Tanpa sikap siap menang dan siap kalah, kita tidak mungkin menyambut presiden baru dalam suasana sukacita dan damai.  Kita sangat mengapresiasi Mahfud MD, ketua tim pemenangan Prabowo Subianto-Hatta Rajasa, yang siap mengakui kemenangan capres-cawapres Joko Widodo-Jusuf Kalla.

Kita berharap langkah Mahfud diikuti pendukung Prabowo-Hatta. Pengakuan kubu Prabowo-Hatta atas kemenangan Jokowi-JK sesungguhnya wajar belaka. Berdasarkan hitung cepat delapan lembaga survei kredibel, Jokowi-JK unggul.

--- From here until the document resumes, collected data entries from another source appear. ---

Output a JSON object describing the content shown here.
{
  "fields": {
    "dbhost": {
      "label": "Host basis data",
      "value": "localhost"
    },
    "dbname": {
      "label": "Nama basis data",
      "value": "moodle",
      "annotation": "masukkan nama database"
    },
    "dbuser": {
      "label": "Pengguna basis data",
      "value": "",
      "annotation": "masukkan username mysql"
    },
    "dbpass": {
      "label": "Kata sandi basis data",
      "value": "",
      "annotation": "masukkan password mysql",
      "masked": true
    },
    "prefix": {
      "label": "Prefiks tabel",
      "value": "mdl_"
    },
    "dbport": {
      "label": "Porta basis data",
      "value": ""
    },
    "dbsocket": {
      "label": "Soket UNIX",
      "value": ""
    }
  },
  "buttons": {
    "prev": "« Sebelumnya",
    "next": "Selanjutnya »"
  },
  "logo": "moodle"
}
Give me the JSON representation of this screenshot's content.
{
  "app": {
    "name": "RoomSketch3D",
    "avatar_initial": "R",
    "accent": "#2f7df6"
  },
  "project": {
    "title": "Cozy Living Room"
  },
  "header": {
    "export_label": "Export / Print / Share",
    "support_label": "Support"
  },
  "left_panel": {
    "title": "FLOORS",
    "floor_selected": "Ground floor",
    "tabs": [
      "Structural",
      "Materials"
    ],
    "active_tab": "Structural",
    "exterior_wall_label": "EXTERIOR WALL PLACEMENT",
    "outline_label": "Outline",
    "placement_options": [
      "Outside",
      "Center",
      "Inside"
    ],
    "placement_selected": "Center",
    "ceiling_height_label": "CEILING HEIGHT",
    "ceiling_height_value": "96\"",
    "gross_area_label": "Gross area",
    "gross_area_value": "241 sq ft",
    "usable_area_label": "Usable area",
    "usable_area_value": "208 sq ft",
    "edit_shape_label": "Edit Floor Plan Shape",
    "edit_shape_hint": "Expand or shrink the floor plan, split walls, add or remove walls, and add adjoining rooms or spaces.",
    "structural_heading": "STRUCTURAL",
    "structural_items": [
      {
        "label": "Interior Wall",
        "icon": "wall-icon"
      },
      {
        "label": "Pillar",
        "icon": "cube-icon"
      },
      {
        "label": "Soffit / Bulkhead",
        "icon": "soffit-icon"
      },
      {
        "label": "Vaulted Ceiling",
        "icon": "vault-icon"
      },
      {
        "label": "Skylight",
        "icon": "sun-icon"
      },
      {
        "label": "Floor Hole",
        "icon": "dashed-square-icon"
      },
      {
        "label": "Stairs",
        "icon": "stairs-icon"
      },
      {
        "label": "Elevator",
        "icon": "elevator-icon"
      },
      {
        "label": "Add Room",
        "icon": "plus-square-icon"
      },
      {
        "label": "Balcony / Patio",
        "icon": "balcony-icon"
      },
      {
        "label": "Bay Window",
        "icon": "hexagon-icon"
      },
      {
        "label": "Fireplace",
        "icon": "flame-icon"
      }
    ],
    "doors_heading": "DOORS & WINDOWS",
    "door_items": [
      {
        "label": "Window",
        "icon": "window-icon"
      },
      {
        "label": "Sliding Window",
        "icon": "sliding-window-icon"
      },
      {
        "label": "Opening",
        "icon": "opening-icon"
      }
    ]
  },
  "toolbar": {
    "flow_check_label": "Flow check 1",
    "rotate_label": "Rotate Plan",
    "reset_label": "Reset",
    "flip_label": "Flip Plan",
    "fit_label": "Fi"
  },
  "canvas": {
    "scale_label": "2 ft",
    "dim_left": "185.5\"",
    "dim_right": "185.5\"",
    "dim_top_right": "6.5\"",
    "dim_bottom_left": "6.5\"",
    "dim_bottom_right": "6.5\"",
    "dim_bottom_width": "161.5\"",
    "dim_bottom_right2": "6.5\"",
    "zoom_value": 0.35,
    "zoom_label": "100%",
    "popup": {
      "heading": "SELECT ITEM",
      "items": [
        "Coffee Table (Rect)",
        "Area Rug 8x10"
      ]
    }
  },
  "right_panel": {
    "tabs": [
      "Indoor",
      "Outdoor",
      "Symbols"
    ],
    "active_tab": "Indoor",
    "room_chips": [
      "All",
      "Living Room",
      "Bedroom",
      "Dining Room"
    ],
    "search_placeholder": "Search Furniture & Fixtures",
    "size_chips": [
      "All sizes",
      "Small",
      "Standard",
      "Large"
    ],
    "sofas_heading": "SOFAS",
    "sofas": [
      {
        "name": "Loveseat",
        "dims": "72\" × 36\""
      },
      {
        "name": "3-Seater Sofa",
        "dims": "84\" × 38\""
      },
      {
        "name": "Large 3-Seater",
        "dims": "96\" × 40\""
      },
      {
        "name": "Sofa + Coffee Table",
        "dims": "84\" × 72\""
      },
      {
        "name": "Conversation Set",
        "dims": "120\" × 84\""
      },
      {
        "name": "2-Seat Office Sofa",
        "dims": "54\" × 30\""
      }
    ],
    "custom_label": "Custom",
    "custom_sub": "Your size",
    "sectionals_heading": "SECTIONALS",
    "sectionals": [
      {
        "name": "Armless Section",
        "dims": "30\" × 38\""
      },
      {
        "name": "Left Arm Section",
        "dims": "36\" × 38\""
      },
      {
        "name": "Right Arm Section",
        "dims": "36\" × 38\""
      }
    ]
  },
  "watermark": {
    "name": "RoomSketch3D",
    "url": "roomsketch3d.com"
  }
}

Rekapitulasi suara oleh Komisi Pemilihan Umum yang mendekati final juga memperlihatkan tanda-tanda kemenangan Jokowi-JK. Kesediaan menerima kekalahan dan kemenangan membuat pertemuan Jokowi dan Prabowo yang digagas Presiden Susilo Bambang Yudhoyono menjadi bermakna sebagai jalan kegembiraan politik dalam menyambut pemimpin baru.

 Prinsip jujur dan adil dalam demokrasi juga berlaku buat sang pemenang. Pemenang bisa menunjukkan sikap jujur dan adil  dengan tidak berlebihan merayakan kemenangan.  Pemenang juga harus mewujudkan prinsip jujur dan adil itu dengan tidak menistakan yang kalah, tetapi menempatkan mereka dalam posisi terhormat.

 Kita mengapresiasi Jokowi yang meminta pendukungnya untuk tidak mengenakan atribut capres dan cawapres nomor urut 2, apalagi turun ke jalan. Imbauan Jokowi itu bisa kita baca sebagai bentuk kearifan. Siapa pun yang meraih kemenangan dalam pilpres, itu merupakan kemenangan rakyat. Siapa pun yang menjadi presiden, dia pastinya presiden seluruh rakyat Indonesia. Oleh karena itu, marilah kita sambut presiden baru dengan penuh sukacita.